Джек похож на Феликса потому, что я его так воспринимаю, у других такого ощущения нет [60]. Действительно странно. Но сначала Джек хотел со мной связаться именно из-за Феликса. Феликс пришел за мной! Как и обещал. Но здесь творятся дела посерьезнее.
Все по одной схеме, говорит Джек, обливаясь потом; его немного раздражает сложность того, что им предстоит, а также мое пассивное нетерпение. Но я ничего не делаю, просто сижу.
Он просит меня сосредоточиться.
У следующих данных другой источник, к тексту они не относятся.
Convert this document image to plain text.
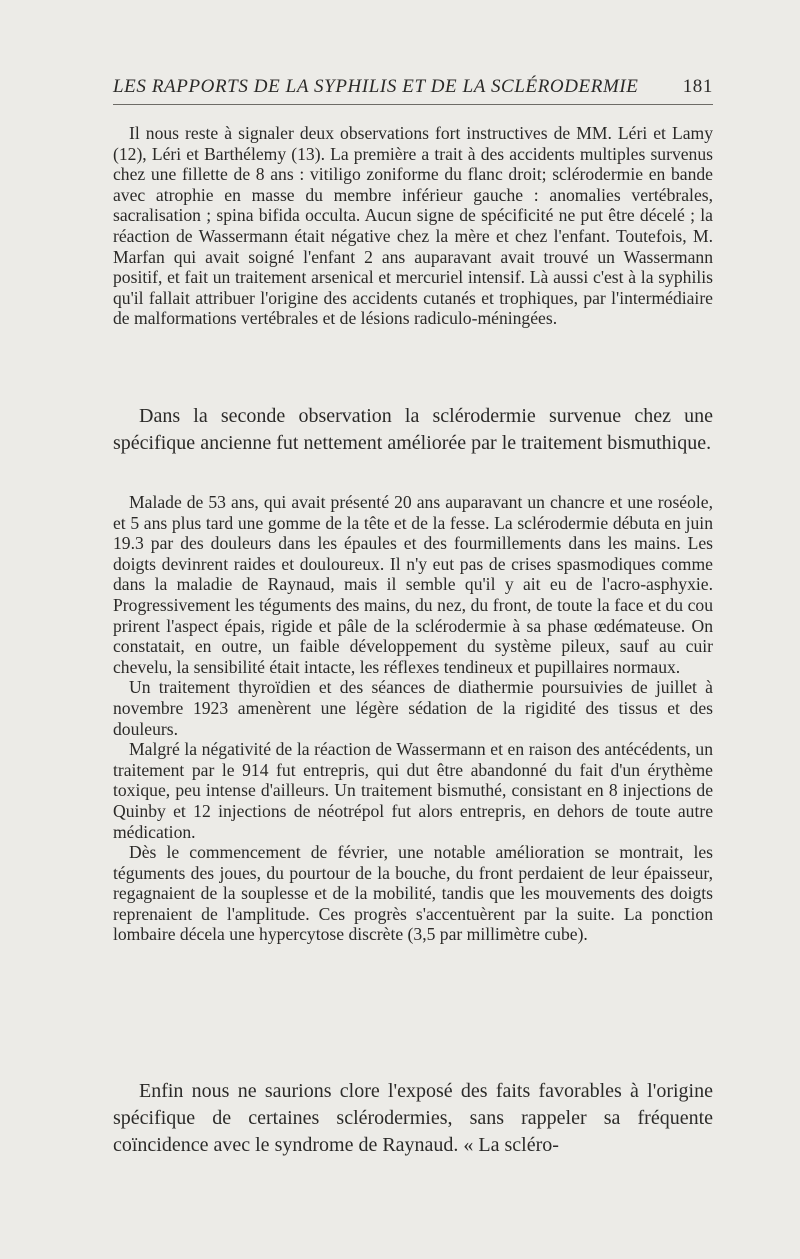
LES RAPPORTS DE LA SYPHILIS ET DE LA SCLÉRODERMIE 181

Il nous reste à signaler deux observations fort instructives de MM. Léri et Lamy (12), Léri et Barthélemy (13). La première a trait à des accidents multiples survenus chez une fillette de 8 ans : vitiligo zoniforme du flanc droit; sclérodermie en bande avec atrophie en masse du membre inférieur gauche : anomalies vertébrales, sacralisation ; spina bifida occulta. Aucun signe de spécificité ne put être décelé ; la réaction de Wassermann était négative chez la mère et chez l'enfant. Toutefois, M. Marfan qui avait soigné l'enfant 2 ans auparavant avait trouvé un Wassermann positif, et fait un traitement arsenical et mercuriel intensif. Là aussi c'est à la syphilis qu'il fallait attribuer l'origine des accidents cutanés et trophiques, par l'intermédiaire de malformations vertébrales et de lésions radiculo-méningées.

Dans la seconde observation la sclérodermie survenue chez une spécifique ancienne fut nettement améliorée par le traitement bismuthique.

Malade de 53 ans, qui avait présenté 20 ans auparavant un chancre et une roséole, et 5 ans plus tard une gomme de la tête et de la fesse. La sclérodermie débuta en juin 19.3 par des douleurs dans les épaules et des fourmillements dans les mains. Les doigts devinrent raides et douloureux. Il n'y eut pas de crises spasmodiques comme dans la maladie de Raynaud, mais il semble qu'il y ait eu de l'acro-asphyxie. Progressivement les téguments des mains, du nez, du front, de toute la face et du cou prirent l'aspect épais, rigide et pâle de la sclérodermie à sa phase œdémateuse. On constatait, en outre, un faible développement du système pileux, sauf au cuir chevelu, la sensibilité était intacte, les réflexes tendineux et pupillaires normaux.

Un traitement thyroïdien et des séances de diathermie poursuivies de juillet à novembre 1923 amenèrent une légère sédation de la rigidité des tissus et des douleurs.

Malgré la négativité de la réaction de Wassermann et en raison des antécédents, un traitement par le 914 fut entrepris, qui dut être abandonné du fait d'un érythème toxique, peu intense d'ailleurs. Un traitement bismuthé, consistant en 8 injections de Quinby et 12 injections de néotrépol fut alors entrepris, en dehors de toute autre médication.

Dès le commencement de février, une notable amélioration se montrait, les téguments des joues, du pourtour de la bouche, du front perdaient de leur épaisseur, regagnaient de la souplesse et de la mobilité, tandis que les mouvements des doigts reprenaient de l'amplitude. Ces progrès s'accentuèrent par la suite. La ponction lombaire décela une hypercytose discrète (3,5 par millimètre cube).

Enfin nous ne saurions clore l'exposé des faits favorables à l'origine spécifique de certaines sclérodermies, sans rappeler sa fréquente coïncidence avec le syndrome de Raynaud. « La scléro-
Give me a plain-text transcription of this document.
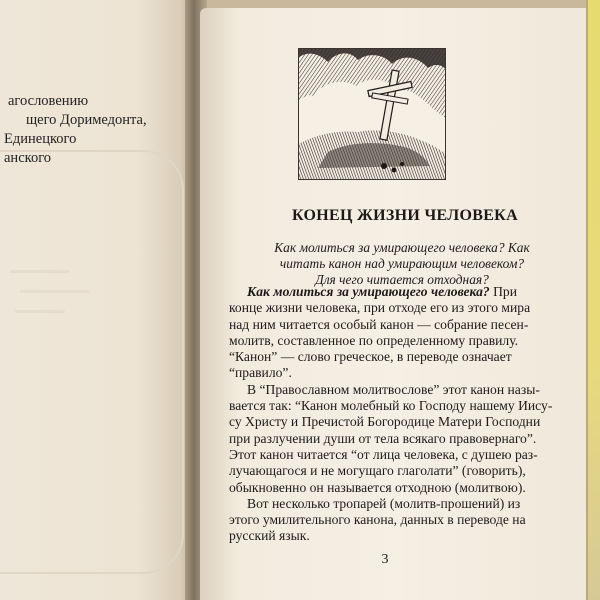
агословению
щего Доримедонта,
Единецкого
анского
КОНЕЦ ЖИЗНИ ЧЕЛОВЕКА
Как молиться за умирающего человека? Как
читать канон над умирающим человеком?
Для чего читается отходная?
Как молиться за умирающего человека? При
конце жизни человека, при отходе его из этого мира
над ним читается особый канон — собрание песен-
молитв, составленное по определенному правилу.
“Канон” — слово греческое, в переводе означает
“правило”.
В “Православном молитвослове” этот канон назы-
вается так: “Канон молебный ко Господу нашему Иису-
су Христу и Пречистой Богородице Матери Господни
при разлучении души от тела всякаго правовернаго”.
Этот канон читается “от лица человека, с душею раз-
лучающагося и не могущаго глаголати” (говорить),
обыкновенно он называется отходною (молитвою).
Вот несколько тропарей (молитв-прошений) из
этого умилительного канона, данных в переводе на
русский язык.
3
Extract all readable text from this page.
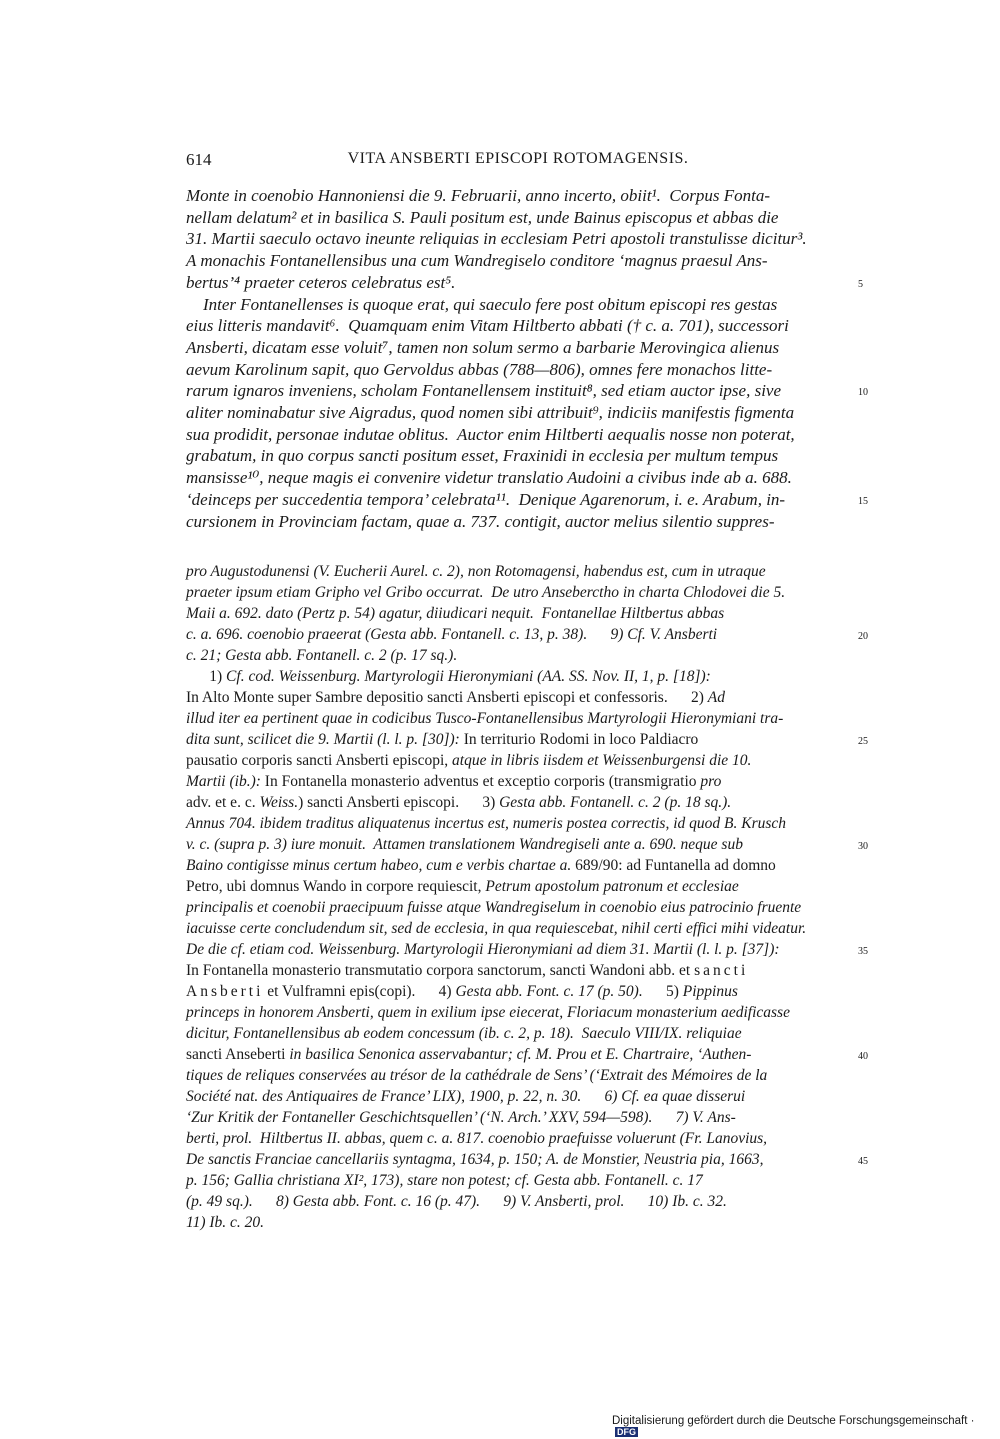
614	VITA ANSBERTI EPISCOPI ROTOMAGENSIS.
Monte in coenobio Hannoniensi die 9. Februarii, anno incerto, obiit¹.  Corpus Fonta-
nellam delatum² et in basilica S. Pauli positum est, unde Bainus episcopus et abbas die
31. Martii saeculo octavo ineunte reliquias in ecclesiam Petri apostoli transtulisse dicitur³.
A monachis Fontanellensibus una cum Wandregiselo conditore ‘magnus praesul Ans-
bertus’⁴ praeter ceteros celebratus est⁵.
Inter Fontanellenses is quoque erat, qui saeculo fere post obitum episcopi res gestas
eius litteris mandavit⁶.  Quamquam enim Vitam Hiltberto abbati († c. a. 701), successori
Ansberti, dicatam esse voluit⁷, tamen non solum sermo a barbarie Merovingica alienus
aevum Karolinum sapit, quo Gervoldus abbas (788—806), omnes fere monachos litte-
rarum ignaros inveniens, scholam Fontanellensem instituit⁸, sed etiam auctor ipse, sive
aliter nominabatur sive Aigradus, quod nomen sibi attribuit⁹, indiciis manifestis figmenta
sua prodidit, personae indutae oblitus.  Auctor enim Hiltberti aequalis nosse non poterat,
grabatum, in quo corpus sancti positum esset, Fraxinidi in ecclesia per multum tempus
mansisse¹⁰, neque magis ei convenire videtur translatio Audoini a civibus inde ab a. 688.
‘deinceps per succedentia tempora’ celebrata¹¹.  Denique Agarenorum, i. e. Arabum, in-
cursionem in Provinciam factam, quae a. 737. contigit, auctor melius silentio suppres-
5
10
15
pro Augustodunensi (V. Eucherii Aurel. c. 2), non Rotomagensi, habendus est, cum in utraque
praeter ipsum etiam Gripho vel Gribo occurrat.  De utro Anseberctho in charta Chlodovei die 5.
Maii a. 692. dato (Pertz p. 54) agatur, diiudicari nequit.  Fontanellae Hiltbertus abbas
c. a. 696. coenobio praeerat (Gesta abb. Fontanell. c. 13, p. 38).      9) Cf. V. Ansberti
c. 21; Gesta abb. Fontanell. c. 2 (p. 17 sq.).
1) Cf. cod. Weissenburg. Martyrologii Hieronymiani (AA. SS. Nov. II, 1, p. [18]):
In Alto Monte super Sambre depositio sancti Ansberti episcopi et confessoris.      2) Ad
illud iter ea pertinent quae in codicibus Tusco-Fontanellensibus Martyrologii Hieronymiani tra-
dita sunt, scilicet die 9. Martii (l. l. p. [30]): In territurio Rodomi in loco Paldiacro
pausatio corporis sancti Ansberti episcopi, atque in libris iisdem et Weissenburgensi die 10.
Martii (ib.): In Fontanella monasterio adventus et exceptio corporis (transmigratio pro
adv. et e. c. Weiss.) sancti Ansberti episcopi.      3) Gesta abb. Fontanell. c. 2 (p. 18 sq.).
Annus 704. ibidem traditus aliquatenus incertus est, numeris postea correctis, id quod B. Krusch
v. c. (supra p. 3) iure monuit.  Attamen translationem Wandregiseli ante a. 690. neque sub
Baino contigisse minus certum habeo, cum e verbis chartae a. 689/90: ad Funtanella ad domno
Petro, ubi domnus Wando in corpore requiescit, Petrum apostolum patronum et ecclesiae
principalis et coenobii praecipuum fuisse atque Wandregiselum in coenobio eius patrocinio fruente
iacuisse certe concludendum sit, sed de ecclesia, in qua requiescebat, nihil certi effici mihi videatur.
De die cf. etiam cod. Weissenburg. Martyrologii Hieronymiani ad diem 31. Martii (l. l. p. [37]):
In Fontanella monasterio transmutatio corpora sanctorum, sancti Wandoni abb. et sancti
Ansberti et Vulframni epis(copi).      4) Gesta abb. Font. c. 17 (p. 50).      5) Pippinus
princeps in honorem Ansberti, quem in exilium ipse eiecerat, Floriacum monasterium aedificasse
dicitur, Fontanellensibus ab eodem concessum (ib. c. 2, p. 18).  Saeculo VIII/IX. reliquiae
sancti Anseberti in basilica Senonica asservabantur; cf. M. Prou et E. Chartraire, ‘Authen-
tiques de reliques conservées au trésor de la cathédrale de Sens’ (‘Extrait des Mémoires de la
Société nat. des Antiquaires de France’ LIX), 1900, p. 22, n. 30.      6) Cf. ea quae disserui
‘Zur Kritik der Fontaneller Geschichtsquellen’ (‘N. Arch.’ XXV, 594—598).      7) V. Ans-
berti, prol.  Hiltbertus II. abbas, quem c. a. 817. coenobio praefuisse voluerunt (Fr. Lanovius,
De sanctis Franciae cancellariis syntagma, 1634, p. 150; A. de Monstier, Neustria pia, 1663,
p. 156; Gallia christiana XI², 173), stare non potest; cf. Gesta abb. Fontanell. c. 17
(p. 49 sq.).      8) Gesta abb. Font. c. 16 (p. 47).      9) V. Ansberti, prol.      10) Ib. c. 32.
11) Ib. c. 20.
20
25
30
35
40
45
Digitalisierung gefördert durch die Deutsche Forschungsgemeinschaft · DFG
Я что, против?.. Они открывают сумку, и из нее вылезают маленькие белые котята, нет, не вылезают, а вытекают, как расплавленные, котята в стиле «ар нуво», так чудно… Раздается громкое шипение и обрывает мои размышления о котятах.
Мы перенеслись… то есть я в другом измерении. В Розовом.
Я один и в то же время не один.
Тут невозможно жить. В Розовом человек не живет.
Если бы я попробовал это описать, я бы сказал, что это ощущение себя плоским — настолько плоским, что ты не можешь встать, сесть или повернуться. Ты как будто плоский. Но все-таки движешься. И можешь переместиться куда хочешь, а точнее, ты уже там, где должен быть. Ты везде, где всегда все было, есть и будет.
Кажется, что нет ни прошлого, ни будущего. Все однородно (плоско).
Необъяснимо. В наших четырех измерениях расстояние и движение показывают, что прошлое и будущее есть. В действительности они существуют только в нашей электромагнитной вселенной, которая заново проигрывает прошлое и будущее, чтобы нам было удобнее жить. Здесь, в Розовом, прошлое и будущее связаны, они как один большой древесный ствол. «Сейчас» нашего измерения можно описать как кольца роста, которые видны, если срезать (неестественным образом) кусок ствола. («Сейчас» само по себе неестественно, но оно все равно есть в нашей вселенной.) Тут ты всегда плоский. Лучше я не могу это все описать.
Невероятно. Я плоский, как математическое уравнение. Я чувствую себя уравнением. Рядом все остальные, но я один. Скорее я — эти все.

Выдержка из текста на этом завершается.